Xymon Mailing List Archive search

xymond crashing! -- Please help!

list Matt Vander Werf
Sat, 30 Jan 2016 18:32:07 -0500
Message-Id: <user-990cbddd141b@xymon.invalid>

Opps...somehow sent too soon there...

No, I haven't made any recent changes to client-local.cfg. I don't actually
use that config for anything actually.

It seems to work just fine when you're starting off with no xymond.chk file
(like when the file is moved out of the way), but once the service gets
restarted (or stopped and started), then the crashes start again and it
becomes basically unusable. So maybe it has to do with reading the current
state from the xymond.chk file? Or loading all the statuses?

It seems to load all the statuses and then tries to set up a network
listener and then crashes.

No, I'm not seeing any other error messages from xymond's startup that
would seem related. Just that "Cannot bind to listen socket (Address
already in use)" you saw earlier when it crashes.

Are you saying I could pull data from the old xymond.chk file and manually
put it in the current xymond.chk file when xymond is stooped? Or?

Any other ideas?
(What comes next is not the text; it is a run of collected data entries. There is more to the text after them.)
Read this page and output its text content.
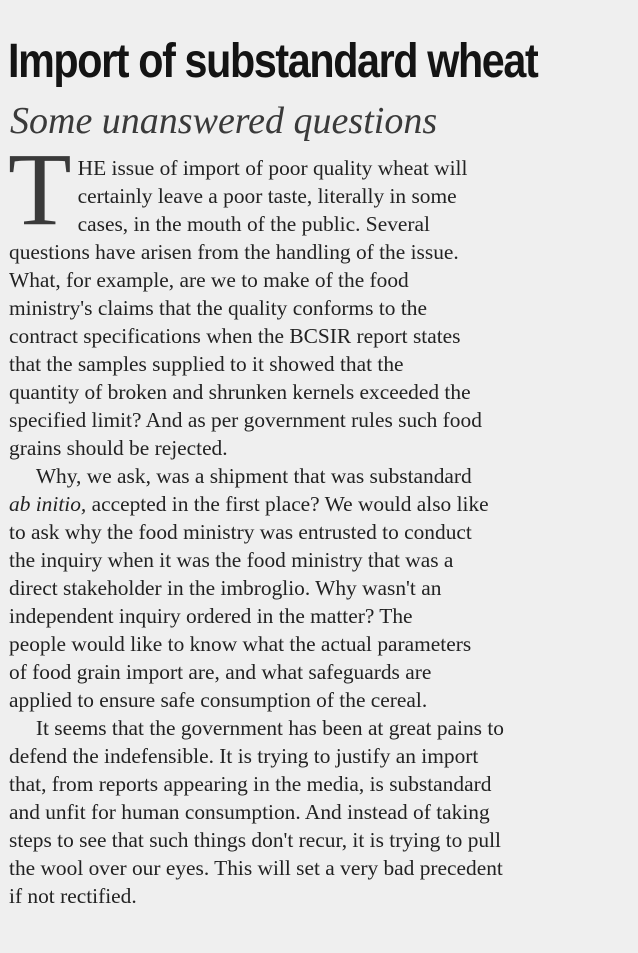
Import of substandard wheat
Some unanswered questions
T HE issue of import of poor quality wheat will
certainly leave a poor taste, literally in some
cases, in the mouth of the public. Several
questions have arisen from the handling of the issue.
What, for example, are we to make of the food
ministry's claims that the quality conforms to the
contract specifications when the BCSIR report states
that the samples supplied to it showed that the
quantity of broken and shrunken kernels exceeded the
specified limit? And as per government rules such food
grains should be rejected.
Why, we ask, was a shipment that was substandard
ab initio, accepted in the first place? We would also like
to ask why the food ministry was entrusted to conduct
the inquiry when it was the food ministry that was a
direct stakeholder in the imbroglio. Why wasn't an
independent inquiry ordered in the matter? The
people would like to know what the actual parameters
of food grain import are, and what safeguards are
applied to ensure safe consumption of the cereal.
It seems that the government has been at great pains to
defend the indefensible. It is trying to justify an import
that, from reports appearing in the media, is substandard
and unfit for human consumption. And instead of taking
steps to see that such things don't recur, it is trying to pull
the wool over our eyes. This will set a very bad precedent
if not rectified.
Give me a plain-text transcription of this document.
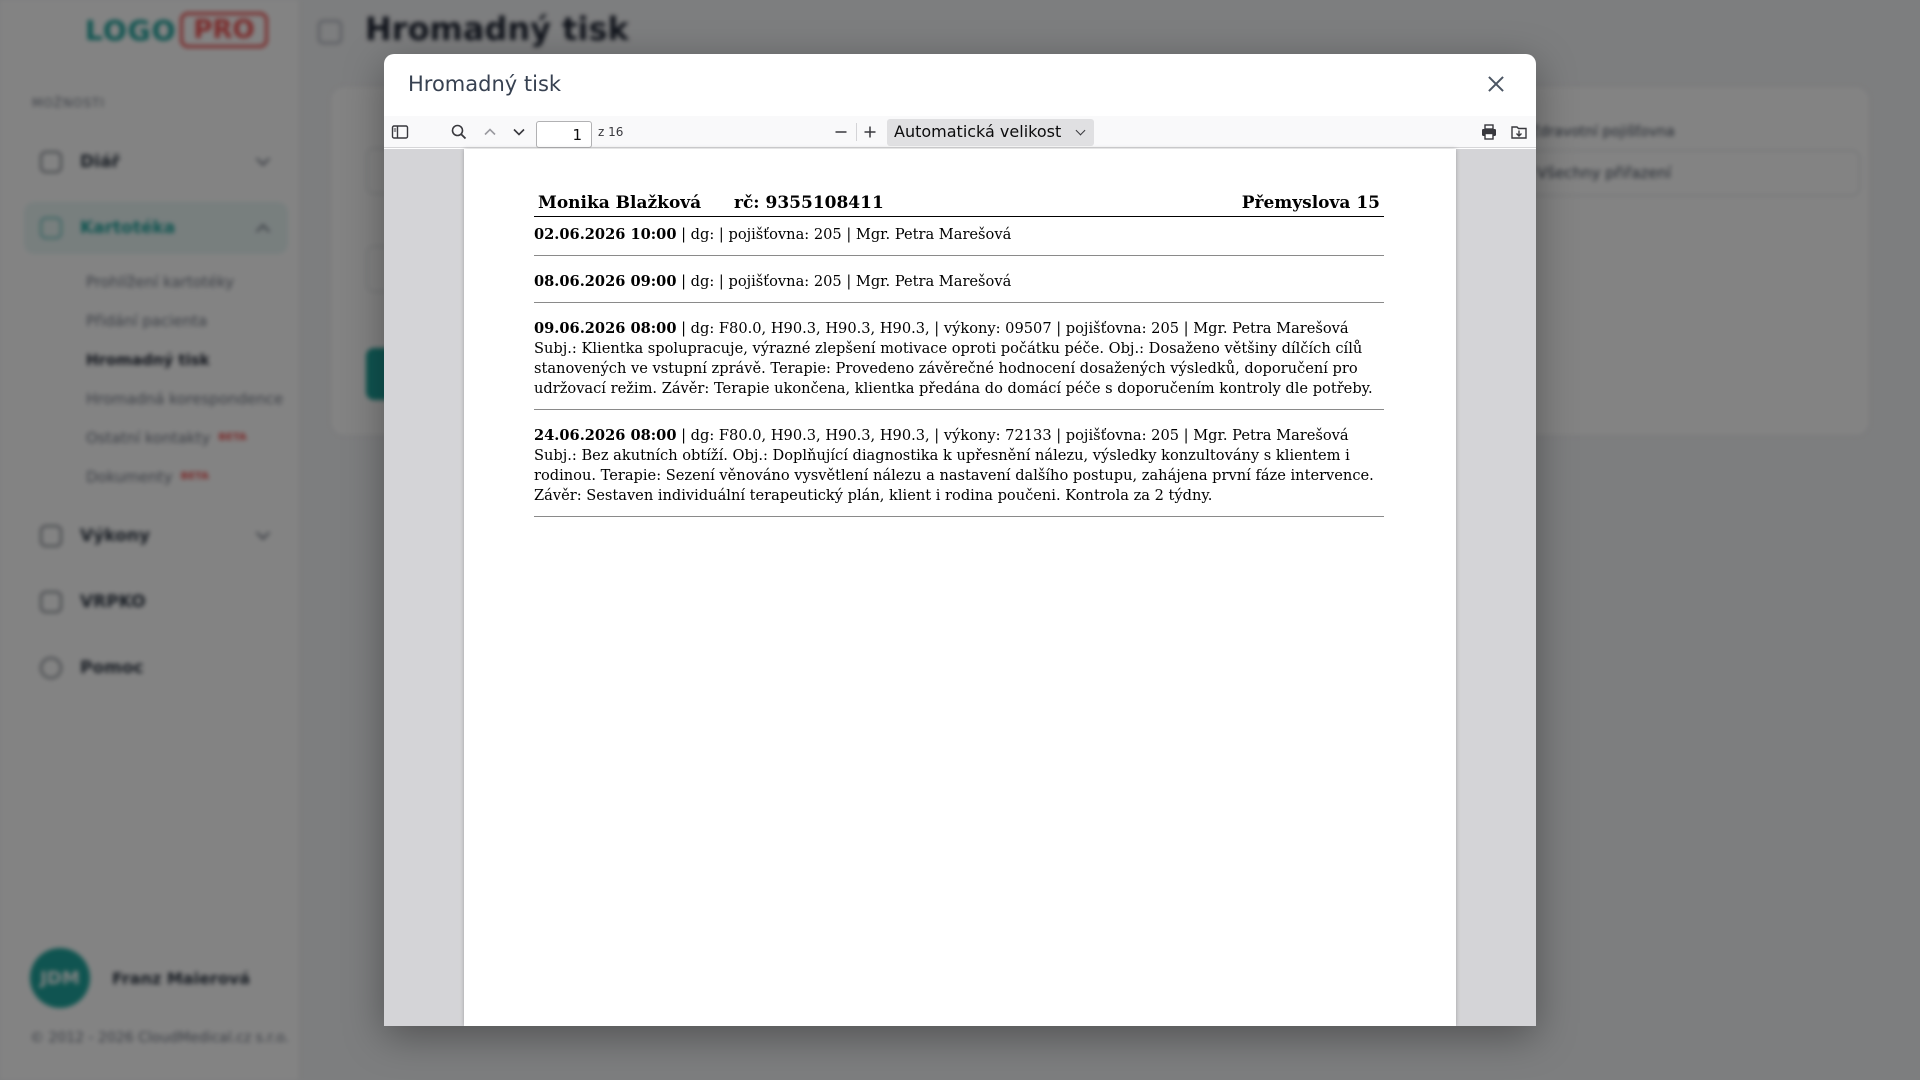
Hromadný tisk
1
z 16	Automatická velikost
Monika Blažková rč: 9355108411	Přemyslova 15
02.06.2026 10:00 | dg: | pojišťovna: 205 | Mgr. Petra Marešová
08.06.2026 09:00 | dg: | pojišťovna: 205 | Mgr. Petra Marešová
09.06.2026 08:00 | dg: F80.0, H90.3, H90.3, H90.3, | výkony: 09507 | pojišťovna: 205 | Mgr. Petra Marešová
Subj.: Klientka spolupracuje, výrazné zlepšení motivace oproti počátku péče. Obj.: Dosaženo většiny dílčích cílů stanovených ve vstupní zprávě. Terapie: Provedeno závěrečné hodnocení dosažených výsledků, doporučení pro udržovací režim. Závěr: Terapie ukončena, klientka předána do domácí péče s doporučením kontroly dle potřeby.
24.06.2026 08:00 | dg: F80.0, H90.3, H90.3, H90.3, | výkony: 72133 | pojišťovna: 205 | Mgr. Petra Marešová
Subj.: Bez akutních obtíží. Obj.: Doplňující diagnostika k upřesnění nálezu, výsledky konzultovány s klientem i rodinou. Terapie: Sezení věnováno vysvětlení nálezu a nastavení dalšího postupu, zahájena první fáze intervence. Závěr: Sestaven individuální terapeutický plán, klient i rodina poučeni. Kontrola za 2 týdny.
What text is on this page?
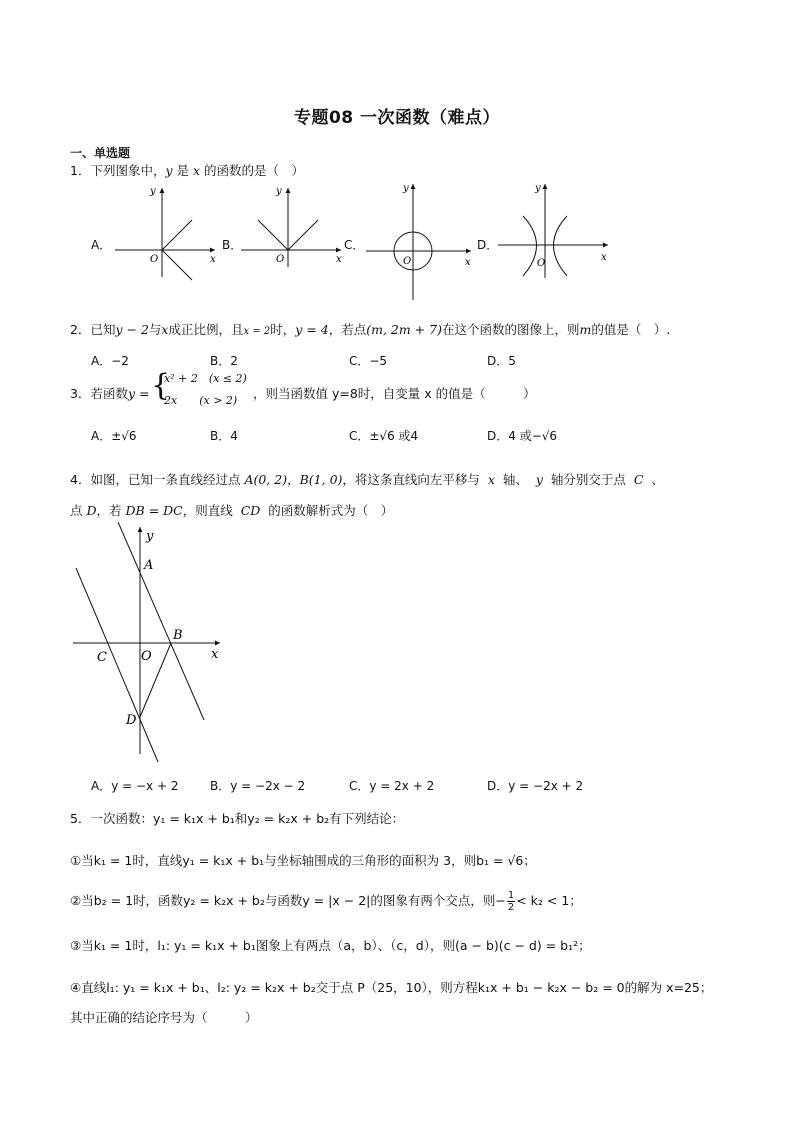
专题08 一次函数（难点）
一、单选题
1．下列图象中，y 是 x 的函数的是（　）
A．	B．	C．	D．
x
y
O	x
y
O	x
y
O	x
y
O
2．已知y − 2与x成正比例，且x = 2时，y = 4，若点(m, 2m + 7)在这个函数的图像上，则m的值是（　）.
A．−2	B．2	C．−5	D．5
3．若函数y = {
x² + 2　(x ≤ 2)
2x　　(x > 2) ，则当函数值 y=8时，自变量 x 的值是（　　　）
A．±√6	B．4	C．±√6 或4	D．4 或−√6
4．如图，已知一条直线经过点 A(0, 2)，B(1, 0)，将这条直线向左平移与 x 轴、 y 轴分别交于点 C 、
点 D，若 DB = DC，则直线 CD 的函数解析式为（　）
A
B
C	O
D
x
y
A．y = −x + 2	B．y = −2x − 2	C．y = 2x + 2	D．y = −2x + 2
5．一次函数：y₁ = k₁x + b₁和y₂ = k₂x + b₂有下列结论：
①当k₁ = 1时，直线y₁ = k₁x + b₁与坐标轴围成的三角形的面积为 3，则b₁ = √6；
②当b₂ = 1时，函数y₂ = k₂x + b₂与函数y = |x − 2|的图象有两个交点，则− $\frac{1}{2} < k_2 < 1$；
③当k₁ = 1时，l₁: y₁ = k₁x + b₁图象上有两点（a，b）、（c，d），则(a − b)(c − d) = b₁²；
④直线l₁: y₁ = k₁x + b₁、l₂: y₂ = k₂x + b₂交于点 P（25，10），则方程k₁x + b₁ − k₂x − b₂ = 0的解为 x=25；
其中正确的结论序号为（　　　）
I'm sort of in a rut here...  :/ Not entirely sure what I
can do to get my Xymon instance working again..

Any other details I can provide that might shine a light on this issue?

Thanks!!

--
Matt Vander Werf

On Sat, Jan 30, 2016 at 6:05 PM, Matt Vander Werf <user-dfc3cf2ca434@xymon.invalid>
wrote:
Hi J.C.,

No,


--
Matt Vander Werf

On Sat, Jan 30, 2016 at 5:46 PM, J.C. Cleaver <user-87556346d4af@xymon.invalid>
wrote:
On Sat, January 30, 2016 10:45 am, Matt Vander Werf wrote:
Hi J.C.,

So it appears that only fixed it temporarily.

If I stop the service and start it back up again, it crashes again.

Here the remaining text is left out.